Dismantling systemic racism is a universal responsibility and the Black Lives Matter movement requires the support of everyone. The food and beverage industry needs to stand up for justice, provide financial assistance and overhaul discriminatory practices.
The Black Lives Matter movement has gained tremendous momentum in the last few weeks and has grown beyond standing up against police brutality to encompass the wider problem of systemic racism. Companies and organizations across America are being challenged to take up the cause. The food and beverage industry is no exception, with consumers demanding action and accountability. Restaurants, cafes and fast food chains are required to support the movement and assist them in palpable ways. Beyond this there is a demand for food and beverage establishments to review their own policies and put right any prejudicial practices they may be engaged in.
The interaction between consumers and F&B outlets has been carried out largely via social media. Platforms like Twitter, Instagram and Facebook have been used extensively by both parties and so the activity on social media presents a good barometer of the situation. From the point of view of netizens, silence on social media equals complicity. Refusal to speak out against injustice and discrimination is viewed as support for these. Thus it has become vital for restaurants, cafes, pizzerias and fast food chains to make a public statement about their stance on the matter of racism. And across the nation, F&B establishments have done exactly that, utilizing all their social media platforms and even their blogs to condemn racism and call for equality and justice.
However, it is not just about saying something; you have also got to say the right thing. Popeyes Chicken initially tweeted, “Popeyes is nothing without Black lives,” but soon deleted this and replaced it with, “There’s no room for injustice. We commit to strengthening every facet of our culture and policies to foster an environment where equality for Black people is a priority. We’ll use our platform to support this movement.” What is said online needs to directly address the issue of racism, with a public denouncement of discrimination and prejudice.
Social media posts are evaluated and critiqued. A positive public response can boost an F&B establishment’s image and help appease customer concerns in these trying times. Take for instance Ben and Jerry’s, who tweeted, “We must dismantle white supremacy,” while writing on its blog, “What happened to George Floyd was not the result of a bad apple; it was the predictable consequence of a racist and prejudiced system and culture that has treated Black bodies as the enemy from the beginning.” This has been warmly received by netizens who have been heaping praise on Ben and Jerry’s. This sort of open and pointed support for the anti-racism movement vests respect in a company.

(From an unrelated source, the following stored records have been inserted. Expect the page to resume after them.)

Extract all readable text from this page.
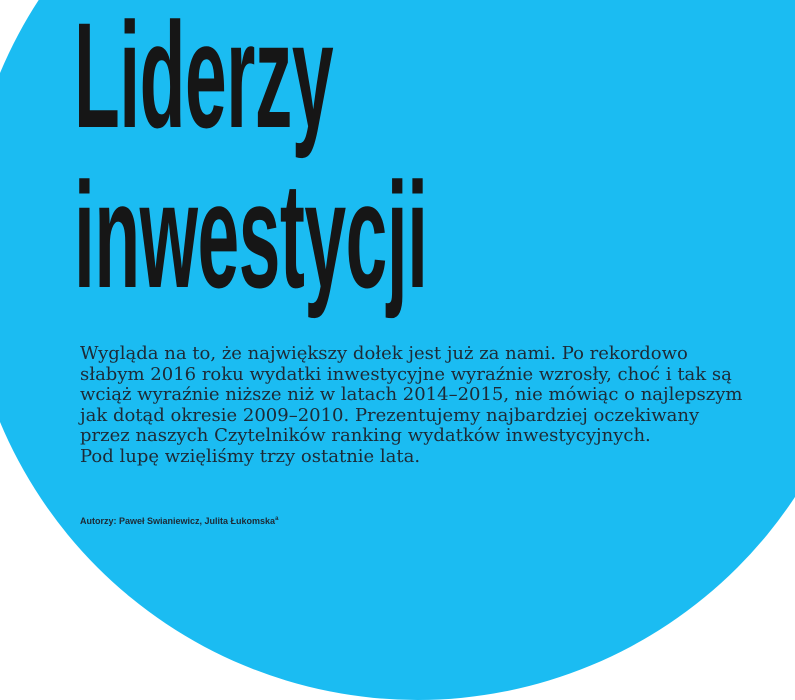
Liderzy
inwestycji

Wygląda na to, że największy dołek jest już za nami. Po rekordowo
słabym 2016 roku wydatki inwestycyjne wyraźnie wzrosły, choć i tak są
wciąż wyraźnie niższe niż w latach 2014–2015, nie mówiąc o najlepszym
jak dotąd okresie 2009–2010. Prezentujemy najbardziej oczekiwany
przez naszych Czytelników ranking wydatków inwestycyjnych.
Pod lupę wzięliśmy trzy ostatnie lata.

Autorzy: Paweł Swianiewicz, Julita Łukomska$^a$
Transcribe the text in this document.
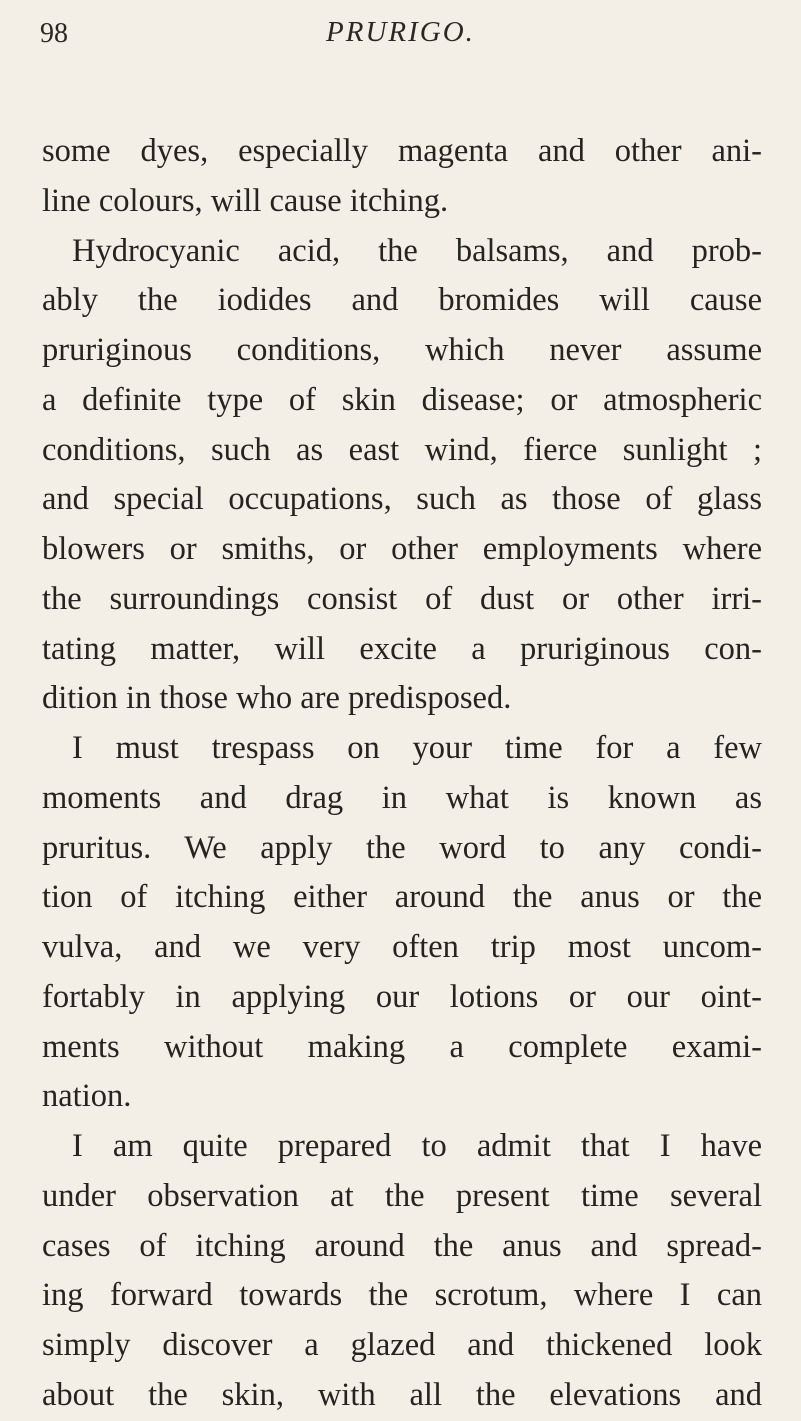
98	PRURIGO.
some dyes, especially magenta and other ani-
line colours, will cause itching.
Hydrocyanic acid, the balsams, and prob-
ably the iodides and bromides will cause
pruriginous conditions, which never assume
a definite type of skin disease; or atmospheric
conditions, such as east wind, fierce sunlight ;
and special occupations, such as those of glass
blowers or smiths, or other employments where
the surroundings consist of dust or other irri-
tating matter, will excite a pruriginous con-
dition in those who are predisposed.
I must trespass on your time for a few
moments and drag in what is known as
pruritus. We apply the word to any condi-
tion of itching either around the anus or the
vulva, and we very often trip most uncom-
fortably in applying our lotions or our oint-
ments without making a complete exami-
nation.
I am quite prepared to admit that I have
under observation at the present time several
cases of itching around the anus and spread-
ing forward towards the scrotum, where I can
simply discover a glazed and thickened look
about the skin, with all the elevations and
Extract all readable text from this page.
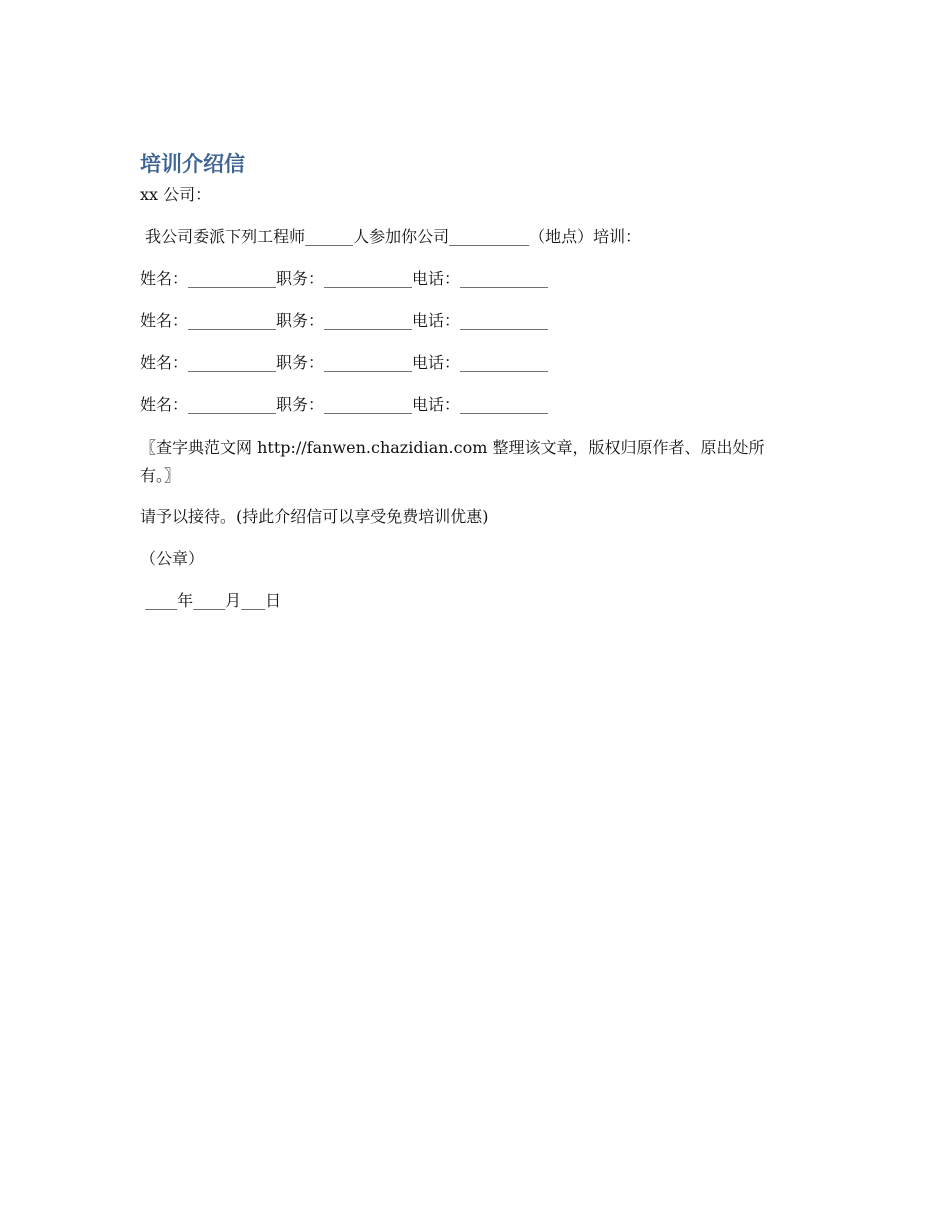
培训介绍信

xx 公司：

我公司委派下列工程师______人参加你公司__________（地点）培训：

姓名：___________职务：___________电话：___________

姓名：___________职务：___________电话：___________

姓名：___________职务：___________电话：___________

姓名：___________职务：___________电话：___________

〖查字典范文网 http://fanwen.chazidian.com 整理该文章，版权归原作者、原出处所有。〗

请予以接待。(持此介绍信可以享受免费培训优惠)

（公章）

____年____月___日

Unfortunately, not all F&B outlets have been met with such acclaim. Many companies have been called out for what has been perceived as hollow and empty posts. What is required is something more meaningful and tangible and, at this present moment, that is donations. This call to “open your purses” originated in a viral TikTok created by Adam Martinez. Be it to protestors’ bail funds, anti-racism non-profits or black-owned businesses, there is a need for financial assistance. Companies, including restaurants, are being asked to make monetary contributions and, if possible, even match their own employees’ donations.
The scathing criticism levelled against some organizations have shown that lending a voice to the Black Lives Matter movement or even donating money to the cause is irrelevant if that establishment is themselves discriminatory in its everyday dealings with customers and staff. McDonald’s is an example worth examining. Its tweet naming the victims of police and racist violence, “They were one of us: Trayvon Martin. Michael Brown. Alton Sterling. Botham Jean. Atatiana Jefferson. Ahmaud Arbery. George Floyd.” prompted an angry backlash from the twittersphere. The main reproof was that the fast food chain itself was guilty of practicing racism, specifically by way of low wages and not providing sick leave for their black employees. To go beyond mere lip service, the policies and practices of all F&B establishments need to be revamped and made equitable. Internal prejudice must be dealt with and corrected first.
A good business is no longer simply about an amazing product or competitive prices. It has to do with creating a brand that is well respected and the way to earn a contemporary consumer’s respect is to be fair and equitable. This means that, at a very basic level, everyone, customers and staff, need to be treated in the same manner, regardless of race, religion, gender, sexuality or any other factor that has the potential to divide. The food and beverage industry must take concrete action and heed the current calls for an end to discrimination.